Même dans le monde virtuel des jeux de simulation agricole comme FS25, la gestion du fumier peut présenter des défis inattendus. Un bug du jeu de base dans FS25, par exemple, entraîne la perte de connexion entre les tas de fumier et les fosses avec les enclos des animaux après le rechargement d'une sauvegarde. Sans avertissement ni signe, le fumier disparaît, créant une situation frustrante pour les joueurs. C'est là que des solutions comme le mod ReconnectManureStorage deviennent indispensables pour restaurer l'ordre. Ce mod permet à tous de se remettre sur pied. Une fois que tous les objets plaçables sont entièrement chargés et finalisés (Mission00 : onStartMission), le mod analyse à nouveau chaque tas de fumier pour rechercher les enclos pour animaux à proximité en utilisant getExtendableUnloadingStationsInRange et getExtendableLoadingStationsInRange. L'analyse est idempotente : les tas déjà connectés sont ignorés, garantissant une résolution efficace et non redondante du problème.

Choix des Amendements et Synchronisation avec les Besoins des Cultures

La sélection de l'amendement organique approprié est une décision critique. Si la quantité d’azote disponible dans l’amendement utilisé est élevée, il est important de cultiver un légume exigeant à la suite de l’application.
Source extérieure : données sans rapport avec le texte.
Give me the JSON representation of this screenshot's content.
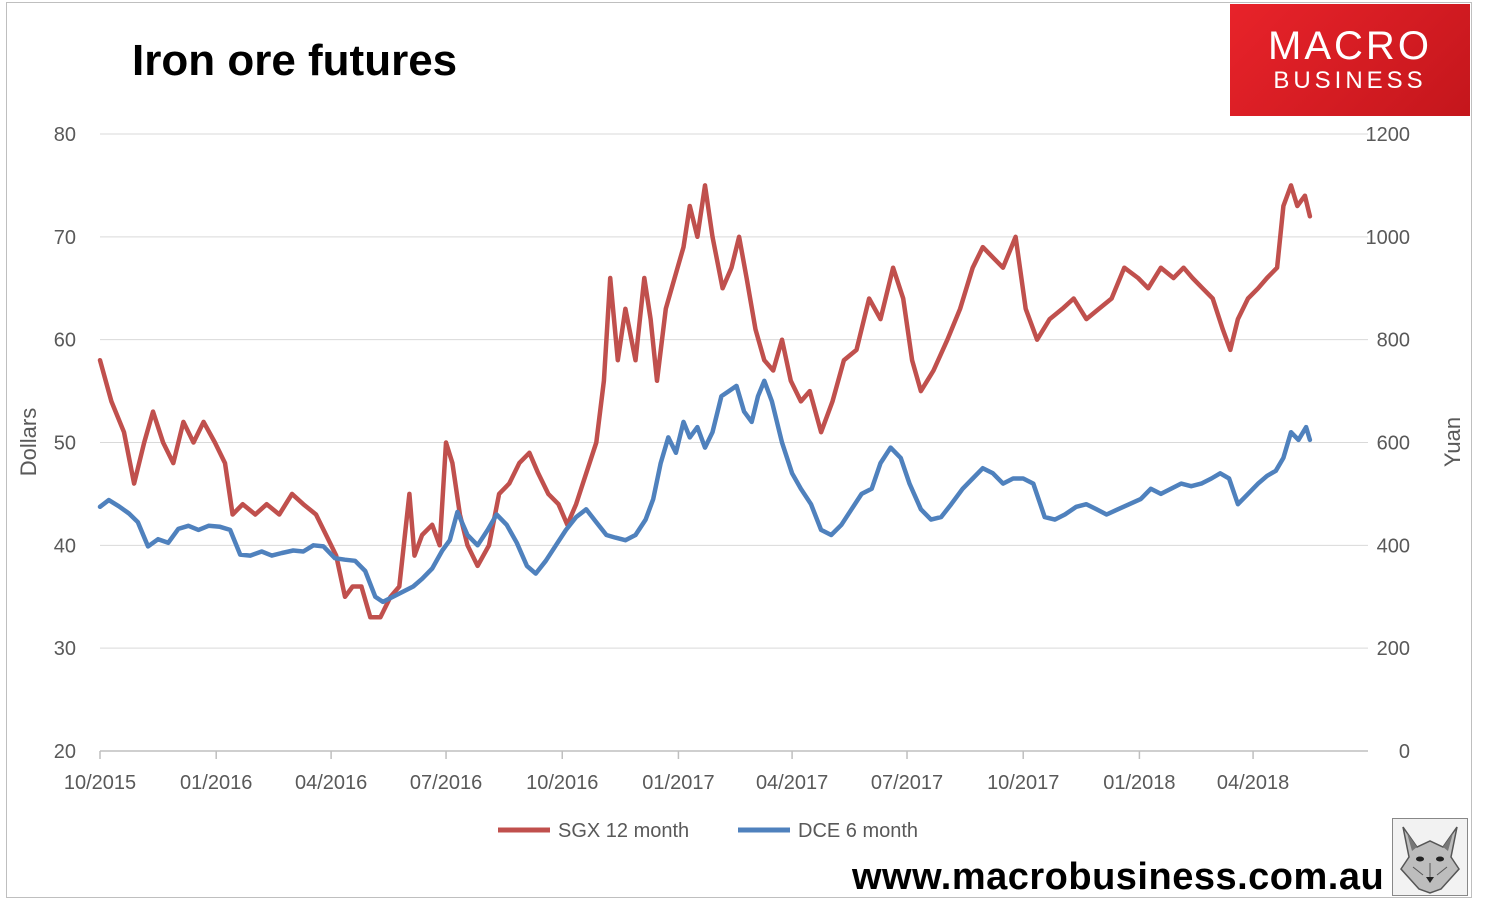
{
  "header": {
    "title": "Iron ore futures",
    "logo_line1": "MACRO",
    "logo_line2": "BUSINESS",
    "website": "www.macrobusiness.com.au"
  },
  "chart_data": {
    "type": "line",
    "title": "Iron ore futures",
    "x_ticks": [
      "10/2015",
      "01/2016",
      "04/2016",
      "07/2016",
      "10/2016",
      "01/2017",
      "04/2017",
      "07/2017",
      "10/2017",
      "01/2018",
      "04/2018"
    ],
    "x_range": [
      "2015-10",
      "2018-07"
    ],
    "y_left": {
      "label": "Dollars",
      "min": 20,
      "max": 80,
      "ticks": [
        20,
        30,
        40,
        50,
        60,
        70,
        80
      ]
    },
    "y_right": {
      "label": "Yuan",
      "min": 0,
      "max": 1200,
      "ticks": [
        0,
        200,
        400,
        600,
        800,
        1000,
        1200
      ]
    },
    "grid": true,
    "legend_position": "bottom",
    "series": [
      {
        "name": "SGX 12 month",
        "axis": "left",
        "color": "#c0504d",
        "points": [
          [
            "2015-10-01",
            58
          ],
          [
            "2015-10-10",
            54
          ],
          [
            "2015-10-20",
            51
          ],
          [
            "2015-10-28",
            46
          ],
          [
            "2015-11-05",
            50
          ],
          [
            "2015-11-12",
            53
          ],
          [
            "2015-11-20",
            50
          ],
          [
            "2015-11-28",
            48
          ],
          [
            "2015-12-06",
            52
          ],
          [
            "2015-12-14",
            50
          ],
          [
            "2015-12-22",
            52
          ],
          [
            "2015-12-31",
            50
          ],
          [
            "2016-01-08",
            48
          ],
          [
            "2016-01-14",
            43
          ],
          [
            "2016-01-22",
            44
          ],
          [
            "2016-02-01",
            43
          ],
          [
            "2016-02-10",
            44
          ],
          [
            "2016-02-20",
            43
          ],
          [
            "2016-03-01",
            45
          ],
          [
            "2016-03-10",
            44
          ],
          [
            "2016-03-20",
            43
          ],
          [
            "2016-03-28",
            41
          ],
          [
            "2016-04-05",
            39
          ],
          [
            "2016-04-12",
            35
          ],
          [
            "2016-04-18",
            36
          ],
          [
            "2016-04-25",
            36
          ],
          [
            "2016-05-02",
            33
          ],
          [
            "2016-05-10",
            33
          ],
          [
            "2016-05-18",
            35
          ],
          [
            "2016-05-25",
            36
          ],
          [
            "2016-06-02",
            45
          ],
          [
            "2016-06-06",
            39
          ],
          [
            "2016-06-12",
            41
          ],
          [
            "2016-06-20",
            42
          ],
          [
            "2016-06-26",
            40
          ],
          [
            "2016-07-01",
            50
          ],
          [
            "2016-07-06",
            48
          ],
          [
            "2016-07-12",
            43
          ],
          [
            "2016-07-18",
            40
          ],
          [
            "2016-07-26",
            38
          ],
          [
            "2016-08-04",
            40
          ],
          [
            "2016-08-12",
            45
          ],
          [
            "2016-08-20",
            46
          ],
          [
            "2016-08-28",
            48
          ],
          [
            "2016-09-05",
            49
          ],
          [
            "2016-09-12",
            47
          ],
          [
            "2016-09-20",
            45
          ],
          [
            "2016-09-28",
            44
          ],
          [
            "2016-10-05",
            42
          ],
          [
            "2016-10-12",
            44
          ],
          [
            "2016-10-20",
            47
          ],
          [
            "2016-10-28",
            50
          ],
          [
            "2016-11-03",
            56
          ],
          [
            "2016-11-08",
            66
          ],
          [
            "2016-11-14",
            58
          ],
          [
            "2016-11-20",
            63
          ],
          [
            "2016-11-28",
            58
          ],
          [
            "2016-12-05",
            66
          ],
          [
            "2016-12-10",
            62
          ],
          [
            "2016-12-15",
            56
          ],
          [
            "2016-12-22",
            63
          ],
          [
            "2016-12-29",
            66
          ],
          [
            "2017-01-05",
            69
          ],
          [
            "2017-01-10",
            73
          ],
          [
            "2017-01-16",
            70
          ],
          [
            "2017-01-22",
            75
          ],
          [
            "2017-01-28",
            70
          ],
          [
            "2017-02-05",
            65
          ],
          [
            "2017-02-12",
            67
          ],
          [
            "2017-02-18",
            70
          ],
          [
            "2017-02-24",
            66
          ],
          [
            "2017-03-03",
            61
          ],
          [
            "2017-03-10",
            58
          ],
          [
            "2017-03-17",
            57
          ],
          [
            "2017-03-24",
            60
          ],
          [
            "2017-03-31",
            56
          ],
          [
            "2017-04-08",
            54
          ],
          [
            "2017-04-15",
            55
          ],
          [
            "2017-04-24",
            51
          ],
          [
            "2017-05-03",
            54
          ],
          [
            "2017-05-12",
            58
          ],
          [
            "2017-05-22",
            59
          ],
          [
            "2017-06-01",
            64
          ],
          [
            "2017-06-10",
            62
          ],
          [
            "2017-06-20",
            67
          ],
          [
            "2017-06-28",
            64
          ],
          [
            "2017-07-05",
            58
          ],
          [
            "2017-07-12",
            55
          ],
          [
            "2017-07-22",
            57
          ],
          [
            "2017-08-02",
            60
          ],
          [
            "2017-08-12",
            63
          ],
          [
            "2017-08-22",
            67
          ],
          [
            "2017-08-30",
            69
          ],
          [
            "2017-09-07",
            68
          ],
          [
            "2017-09-15",
            67
          ],
          [
            "2017-09-25",
            70
          ],
          [
            "2017-10-03",
            63
          ],
          [
            "2017-10-12",
            60
          ],
          [
            "2017-10-22",
            62
          ],
          [
            "2017-11-01",
            63
          ],
          [
            "2017-11-10",
            64
          ],
          [
            "2017-11-20",
            62
          ],
          [
            "2017-11-30",
            63
          ],
          [
            "2017-12-10",
            64
          ],
          [
            "2017-12-20",
            67
          ],
          [
            "2017-12-31",
            66
          ],
          [
            "2018-01-08",
            65
          ],
          [
            "2018-01-18",
            67
          ],
          [
            "2018-01-28",
            66
          ],
          [
            "2018-02-05",
            67
          ],
          [
            "2018-02-12",
            66
          ],
          [
            "2018-02-20",
            65
          ],
          [
            "2018-02-28",
            64
          ],
          [
            "2018-03-08",
            61
          ],
          [
            "2018-03-14",
            59
          ],
          [
            "2018-03-20",
            62
          ],
          [
            "2018-03-28",
            64
          ],
          [
            "2018-04-05",
            65
          ],
          [
            "2018-04-12",
            66
          ],
          [
            "2018-04-20",
            67
          ],
          [
            "2018-04-25",
            73
          ],
          [
            "2018-05-01",
            75
          ],
          [
            "2018-05-06",
            73
          ],
          [
            "2018-05-12",
            74
          ],
          [
            "2018-05-16",
            72
          ]
        ]
      },
      {
        "name": "DCE 6 month",
        "axis": "right",
        "color": "#4f81bd",
        "points": [
          [
            "2015-10-01",
            475
          ],
          [
            "2015-10-08",
            488
          ],
          [
            "2015-10-16",
            476
          ],
          [
            "2015-10-24",
            462
          ],
          [
            "2015-10-31",
            445
          ],
          [
            "2015-11-08",
            398
          ],
          [
            "2015-11-16",
            412
          ],
          [
            "2015-11-24",
            405
          ],
          [
            "2015-12-02",
            432
          ],
          [
            "2015-12-10",
            438
          ],
          [
            "2015-12-18",
            430
          ],
          [
            "2015-12-26",
            438
          ],
          [
            "2016-01-04",
            436
          ],
          [
            "2016-01-12",
            430
          ],
          [
            "2016-01-20",
            382
          ],
          [
            "2016-01-28",
            380
          ],
          [
            "2016-02-06",
            388
          ],
          [
            "2016-02-14",
            380
          ],
          [
            "2016-02-22",
            385
          ],
          [
            "2016-03-02",
            390
          ],
          [
            "2016-03-10",
            388
          ],
          [
            "2016-03-18",
            400
          ],
          [
            "2016-03-26",
            398
          ],
          [
            "2016-04-04",
            375
          ],
          [
            "2016-04-12",
            372
          ],
          [
            "2016-04-20",
            370
          ],
          [
            "2016-04-28",
            350
          ],
          [
            "2016-05-06",
            300
          ],
          [
            "2016-05-12",
            290
          ],
          [
            "2016-05-20",
            300
          ],
          [
            "2016-05-28",
            310
          ],
          [
            "2016-06-05",
            320
          ],
          [
            "2016-06-12",
            335
          ],
          [
            "2016-06-20",
            355
          ],
          [
            "2016-06-28",
            390
          ],
          [
            "2016-07-04",
            410
          ],
          [
            "2016-07-10",
            465
          ],
          [
            "2016-07-18",
            420
          ],
          [
            "2016-07-26",
            400
          ],
          [
            "2016-08-03",
            430
          ],
          [
            "2016-08-10",
            460
          ],
          [
            "2016-08-18",
            440
          ],
          [
            "2016-08-26",
            405
          ],
          [
            "2016-09-03",
            360
          ],
          [
            "2016-09-10",
            345
          ],
          [
            "2016-09-18",
            370
          ],
          [
            "2016-09-26",
            400
          ],
          [
            "2016-10-04",
            430
          ],
          [
            "2016-10-12",
            455
          ],
          [
            "2016-10-20",
            470
          ],
          [
            "2016-10-28",
            445
          ],
          [
            "2016-11-05",
            420
          ],
          [
            "2016-11-12",
            415
          ],
          [
            "2016-11-20",
            410
          ],
          [
            "2016-11-28",
            420
          ],
          [
            "2016-12-06",
            450
          ],
          [
            "2016-12-12",
            490
          ],
          [
            "2016-12-18",
            560
          ],
          [
            "2016-12-24",
            610
          ],
          [
            "2016-12-30",
            580
          ],
          [
            "2017-01-05",
            640
          ],
          [
            "2017-01-10",
            610
          ],
          [
            "2017-01-16",
            630
          ],
          [
            "2017-01-22",
            590
          ],
          [
            "2017-01-28",
            620
          ],
          [
            "2017-02-04",
            690
          ],
          [
            "2017-02-10",
            700
          ],
          [
            "2017-02-16",
            710
          ],
          [
            "2017-02-22",
            660
          ],
          [
            "2017-02-28",
            640
          ],
          [
            "2017-03-05",
            690
          ],
          [
            "2017-03-10",
            720
          ],
          [
            "2017-03-16",
            680
          ],
          [
            "2017-03-24",
            600
          ],
          [
            "2017-04-01",
            540
          ],
          [
            "2017-04-08",
            510
          ],
          [
            "2017-04-16",
            480
          ],
          [
            "2017-04-24",
            430
          ],
          [
            "2017-05-02",
            420
          ],
          [
            "2017-05-10",
            440
          ],
          [
            "2017-05-18",
            470
          ],
          [
            "2017-05-26",
            500
          ],
          [
            "2017-06-03",
            510
          ],
          [
            "2017-06-10",
            560
          ],
          [
            "2017-06-18",
            590
          ],
          [
            "2017-06-26",
            570
          ],
          [
            "2017-07-03",
            520
          ],
          [
            "2017-07-12",
            470
          ],
          [
            "2017-07-20",
            450
          ],
          [
            "2017-07-28",
            455
          ],
          [
            "2017-08-05",
            480
          ],
          [
            "2017-08-14",
            510
          ],
          [
            "2017-08-22",
            530
          ],
          [
            "2017-08-30",
            550
          ],
          [
            "2017-09-07",
            540
          ],
          [
            "2017-09-15",
            520
          ],
          [
            "2017-09-23",
            530
          ],
          [
            "2017-10-01",
            530
          ],
          [
            "2017-10-09",
            520
          ],
          [
            "2017-10-18",
            455
          ],
          [
            "2017-10-26",
            450
          ],
          [
            "2017-11-03",
            460
          ],
          [
            "2017-11-12",
            475
          ],
          [
            "2017-11-20",
            480
          ],
          [
            "2017-11-28",
            470
          ],
          [
            "2017-12-06",
            460
          ],
          [
            "2017-12-15",
            470
          ],
          [
            "2017-12-24",
            480
          ],
          [
            "2018-01-02",
            490
          ],
          [
            "2018-01-10",
            510
          ],
          [
            "2018-01-18",
            500
          ],
          [
            "2018-01-26",
            510
          ],
          [
            "2018-02-03",
            520
          ],
          [
            "2018-02-11",
            515
          ],
          [
            "2018-02-19",
            520
          ],
          [
            "2018-02-27",
            530
          ],
          [
            "2018-03-06",
            540
          ],
          [
            "2018-03-13",
            530
          ],
          [
            "2018-03-20",
            480
          ],
          [
            "2018-03-28",
            500
          ],
          [
            "2018-04-05",
            520
          ],
          [
            "2018-04-12",
            535
          ],
          [
            "2018-04-19",
            545
          ],
          [
            "2018-04-25",
            570
          ],
          [
            "2018-05-01",
            620
          ],
          [
            "2018-05-07",
            605
          ],
          [
            "2018-05-13",
            630
          ],
          [
            "2018-05-16",
            605
          ]
        ]
      }
    ]
  }
}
On peut citer en exemple les grosses brassicacées, le maïs sucré, les solanacées et les cucurbitacées. Certaines espèces végétales ont besoin d’azote tôt en saison et en quantité importante, comme le brocoli, l’épinard et le maïs sucré. D'autres, en revanche, nécessitent une minéralisation graduelle tout au long de la saison, comme les solanacées, les cucurbitacées, les choux d’hiver et les choux de Bruxelles. Dans le premier cas, un fumier ou un compost à faible rapport Carbone/Azote (C/N), appliqué en fin d’été avant un engrais vert, peut s'avérer très intéressant. Dans le second cas, un compost qui minéralise de façon régulière durant tout l’été peut être plus approprié et peut être appliqué au printemps ou selon la même méthode que le précédent.

diagramme montrant l'impact du rapport C/N sur la libération d'azote

Réglementation et Périodes d'Application : Respecter l'Environnement et les Normes

Lors du choix des parcelles à amender, il est impératif de respecter les distances des puits et des cours d’eau prescrites dans le Règlement sur les exploitations agricoles (REA). Quant à la période d’application, il faut principalement chercher à synchroniser les besoins des plantes et la libération de l’azote des engrais. Les applications peuvent être faites durant la saison de croissance (printemps, été) ou en post-récolte, avant de semer un engrais vert, pour les cultures de l’année suivante. L’épandage doit toujours être réalisé sur un sol non gelé et non enneigé. De plus, il n’est permis d’épandre des matières fertilisantes qu’entre le 1er avril et le 1er octobre, conformément à l'article 31 du REA. Cependant, l’épandage après le 1er octobre est parfois possible sous certaines restrictions spécifiques.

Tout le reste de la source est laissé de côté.